At least for his one-year under contract in L.A., Aboushi’s starting jobs seems to be completely safe.
TE Donald Parham
The 2021 season was expected to be a potential breakout year for Parham after the former XFL standout caught a trio of touchdowns on 20 total targets during his first year with the Chargers. Of course the Chargers were expected to find some more bodies for the position after Hunter Henry moved out east, but the investment of a third-round pick on Tre’ McKitty tells me that they believe he’ll see the field early. With Jared Cook the current starter, you have to think that means Parham is stuck in a situational role once again barring an increas in three-tight end sets.
WRs Joe Reed/K.J. Hill
Anthony Lynn double-dipped at wide receiver in his final year with the Chargers in order to give the Chargers offense some much-needed juice that it was missing during the 2019 campaign. They drafted two very different players in wideouts Reed and Hill. Reed was a raw athlete with evasiveness and good play-strength while Hill was a route-technician with underwhelming top seed. Neither played all that much as rookies with Reed the only scoring a touchdown as a rookie, but that one came on a handoff out of the backfield.
Fast-forward through the 2020 season and both receivers are now firmly behind two former UDFAs on the depth chart in Tyron Johnson and Jalen Guyton.
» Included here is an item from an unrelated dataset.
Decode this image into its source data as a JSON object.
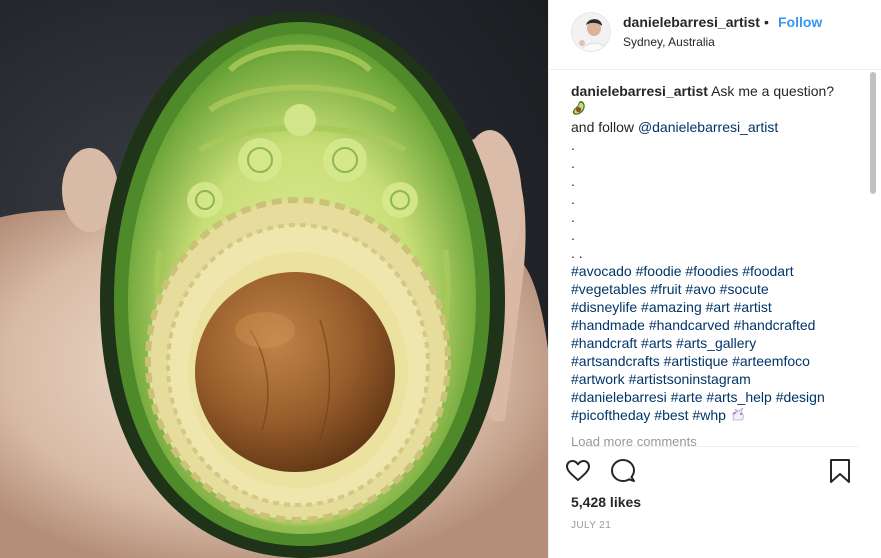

Add in the addition of 2021 third-rounder Josh Palmer and all of a sudden there’s a real shot both Reed and Hill aren’t on the initial 53-man roster come Week 1.
OT Trey Pipkins
In Telesco’s pre-draft presser, he made a point to evade any type of comment that would lead anyone believe the team was committed to drafting a left tackle in the first round. Why? Other than just being difficult, I’m not so sure. The writing was on the wall the entire offseason.
Despite remaining “bullish” on Pipkins, the team’s third-round pick in 2019, TT went out and got a cornerstone player in Slater who should start immediately. The Bolts then went out and drafted Brenden Jaimes, another left tackle that started 41-straight games for Nebraska to add more depth. There’s a chance Jamies moves inside eventually but as of now, the battle for the team’s swing tackle isn’t simply Pipkins’ to win anymore.